ノート用紙や迷路といった定型フォーム印刷にも対応する(写真=左/中央)。対応アプリが増えた場合は、本体のみでダウンロードして追加できる(写真=右)

 HP ePrint Home & Bizは従来の「iPrint Photo」の拡張版ともいうべきプリント用アプリ。iPhone、iPad、iPod touch、Android端末からワイヤレスで印刷が行える。無線LAN経由での利用はもちろん、一度設定を済ませば、3G通信で接続しているスマートフォンやタブレットからも使える。英語版で日本語対応していないのは残念だが、機能は豊富だ。

 iOS版はApp Store、Android版はAndroidマーケットから無償でダウンロードできる。印刷可能なフォーマットは、画像がJPEG、文書がPDF、テキストファイル、Microsoft Office(Word、Excel、PowerPoint)、そしてWebページ(iOSのみ)と幅広い。

 iOS版は印刷機能だけでなく、スキャン機能の利用も可能だ。取り込んだデータはJPEGやPDFで端末内に保存できるほか、少々分かりにくいが、PCからIPアドレスを指定することで端末内のスキャンデータにアクセスしてダウンロードできる機能も持つ。とはいえ、PCにデータを取り込みたいならば、最初からPC経由でスキャンしたり、スキャンデータをメモリカードに直接保存したほうが手っ取り早いだろう。

「HP ePrint Home & Biz」のプリント設定画面(画面=左/中央)。用紙サイズとイメージサイズ、用紙種別、給紙方法などの設定が可能だ。用紙サイズでは9×13センチ、10×15センチ、13×18センチ、レター、A4が選べる。イメージサイズは1コマ印刷のほかに複数コマの割付け印刷も行える。Webブラウザの機能も搭載しており、Webページの印刷が行える(画面=道)。また、HP ePrintCenterのアカウントにプリンタを登録しておけば、ここでプリンタのステータスや印刷履歴が即座に確認可能だ

 AirPrintはいわずと知れたアップル標準のワイヤレス印刷機能。iOS端末では専用アプリのインストールなしで、端末内の写真やWebページを無線LAN経由で手軽に印刷できる。ちなみに最近は各社のプリンタで採用例が増えているAirPrintだが、最初にサポートしたのはHPだ。
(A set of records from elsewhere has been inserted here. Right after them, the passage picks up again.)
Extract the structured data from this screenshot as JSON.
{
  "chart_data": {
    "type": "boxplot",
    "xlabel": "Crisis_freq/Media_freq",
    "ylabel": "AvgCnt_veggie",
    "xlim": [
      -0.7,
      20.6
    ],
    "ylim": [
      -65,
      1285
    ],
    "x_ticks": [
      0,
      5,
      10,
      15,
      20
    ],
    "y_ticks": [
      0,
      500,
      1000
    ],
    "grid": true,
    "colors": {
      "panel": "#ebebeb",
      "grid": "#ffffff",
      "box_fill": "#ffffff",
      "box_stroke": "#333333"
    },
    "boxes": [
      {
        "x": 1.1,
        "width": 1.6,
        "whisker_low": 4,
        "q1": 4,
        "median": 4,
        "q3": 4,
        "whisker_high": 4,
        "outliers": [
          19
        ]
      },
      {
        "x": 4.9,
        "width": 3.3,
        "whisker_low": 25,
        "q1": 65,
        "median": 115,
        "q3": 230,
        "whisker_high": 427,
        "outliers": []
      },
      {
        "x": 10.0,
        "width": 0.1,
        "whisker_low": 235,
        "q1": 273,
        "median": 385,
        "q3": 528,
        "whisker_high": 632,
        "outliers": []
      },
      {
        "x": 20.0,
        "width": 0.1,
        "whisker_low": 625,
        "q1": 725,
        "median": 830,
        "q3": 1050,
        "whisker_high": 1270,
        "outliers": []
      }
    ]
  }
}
 Google Cloud PrintはGoogleが提供するワイヤレス印刷機能だ。スマートフォンやタブレット、あるいはPCのGoogle対応アプリケーション(GmailやGoogle Docsなど)からインターネット経由での印刷が行える。

 一方、PC用のソフトは必要最小限の構成だ。Windows用はプリンタの設定やメンテナンスなどをまとめた「HP デバイスステージ」とWebページレイアウト印刷ソフトの「HP Smart Web Printing」(要ダウンロード)、Mac用はプリンタの設定やメンテナンスを行う「HP Utility」、スキャンユーティリティの「HP Scan 3」などを用意している。